What is Synthetic Identity Theft?

It may sound like something out of a bad science fiction movie, but the threat posed by synthetic identity theft is all too real. Despite its strange sounding name, synthetic identity theft does not involve replicants or body doubles, and the threat it poses is to your finances.

In many ways, synthetic identity theft is similar to the traditional form, but there are a few significant twists. While traditional identity theft generally focuses on stealing everything about a targeted individual, including their name, date of birth, credit card information, synthetic identity theft takes more of a mix and match approach.

Instead of hijacking an existing identity and posing as the victim, the perpetrators of synthetic identity theft attacks create brand new identities out of whole cloth. They do so using actual information, like compromised Social Security numbers and bank account information, but the identities they create are entirely unique.

In order to protect yourself from the growing threat of synthetic identity theft, it is helpful to know exactly how it works.
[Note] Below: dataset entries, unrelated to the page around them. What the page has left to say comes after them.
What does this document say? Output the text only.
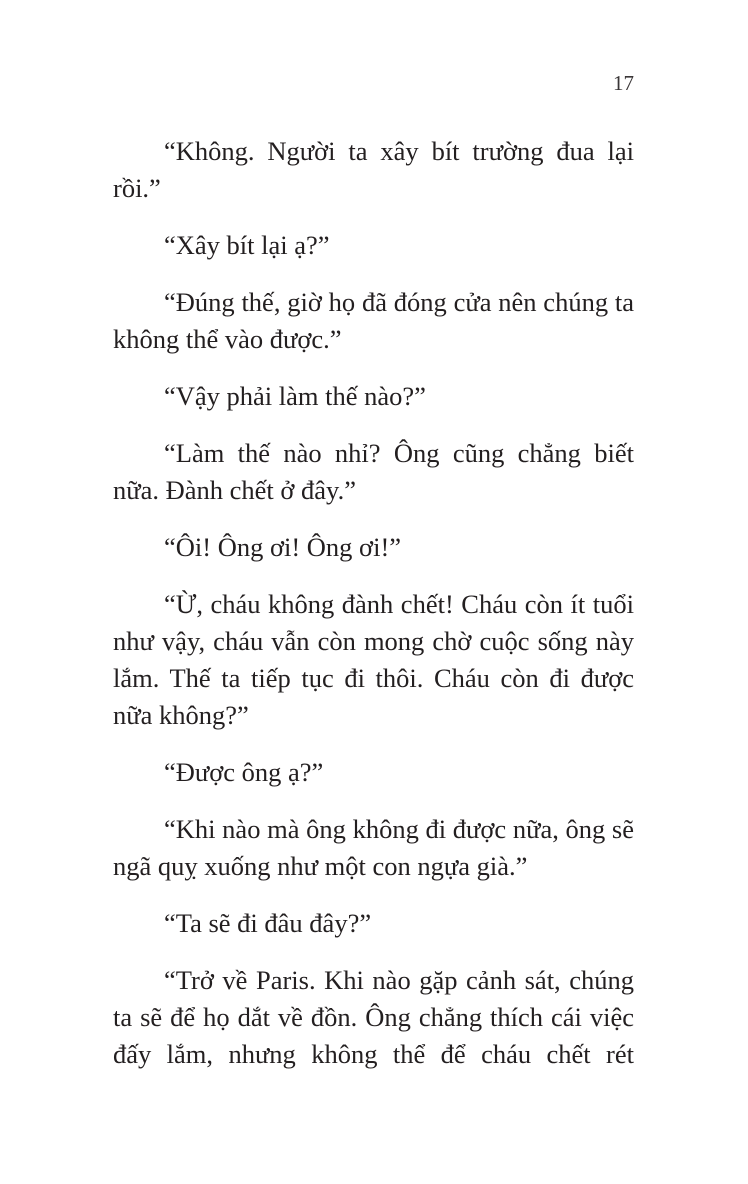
17

“Không. Người ta xây bít trường đua lại rồi.”

“Xây bít lại ạ?”

“Đúng thế, giờ họ đã đóng cửa nên chúng ta không thể vào được.”

“Vậy phải làm thế nào?”

“Làm thế nào nhỉ? Ông cũng chẳng biết nữa. Đành chết ở đây.”

“Ôi! Ông ơi! Ông ơi!”

“Ừ, cháu không đành chết! Cháu còn ít tuổi như vậy, cháu vẫn còn mong chờ cuộc sống này lắm. Thế ta tiếp tục đi thôi. Cháu còn đi được nữa không?”

“Được ông ạ?”

“Khi nào mà ông không đi được nữa, ông sẽ ngã quỵ xuống như một con ngựa già.”

“Ta sẽ đi đâu đây?”

“Trở về Paris. Khi nào gặp cảnh sát, chúng ta sẽ để họ dắt về đồn. Ông chẳng thích cái việc đấy lắm, nhưng không thể để cháu chết rét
In a typical case of synthetic identity theft, the perpetrator combines real data from various sources, including information purchased from the dark web, hacked files and even documents stolen from your household bin. Armed with this information, the criminal then combines this legitimate data with fake information, all with the goal of creating a brand new identity.

Once that phony identity has been established, it can be used to steal money in various ways, including opening fraudulent credit card accounts which are in turn used to make purchases. Some criminals even obtain real loans using their phony credentials, potentially costing the bank many thousands of pounds.

The reason the scam works so well is that much of the information is legitimate. The perpetrator may, for instance, have a real Social Security number, one that is then tied to an entirely new identity. In many cases, banks and credit card issuers have no way of knowing that the information is fraudulent, especially if the stolen Social Security number belongs to a real person with a stellar credit history.

Some perpetrators of synthetic identity theft scams go even further, opening seemingly legitimate bank accounts and credit cards with their stolen and made up information. Once those accounts are established, they use them responsibly – for a time. Then having lulled the banks and credit card issuers into a false sense of security, they strike, racking up thousands of dollars in charges they have no intention of ever paying back.

For those in the banking industry, synthetic identity theft can be far more insidious, and far more difficult to uncover, than other forms of financial crime. In traditional identity theft, the victim’s entire financial life is hijacked. Even if they do not know about the theft until months later, eventually they uncover the crime and report it to the banks, credit card companies and other institutions with which they do business.

That alerts these institutions that something is amiss, but synthetic identity theft offers no such warnings. Since the identity is new, albeit phony, banks may not realise they have been victimised for quite some time, and by then the financial institution could be out tens of thousands of pounds or more.

The threat of synthetic identity theft is very real, and it is growing in popularity. Since this insidious form of financial fraud so often flies under the radar, it is a tempting one for hackers and other criminals. The best way to protect yourself is to safeguard all your personal data, from your bank account to your credit cards and employment documents.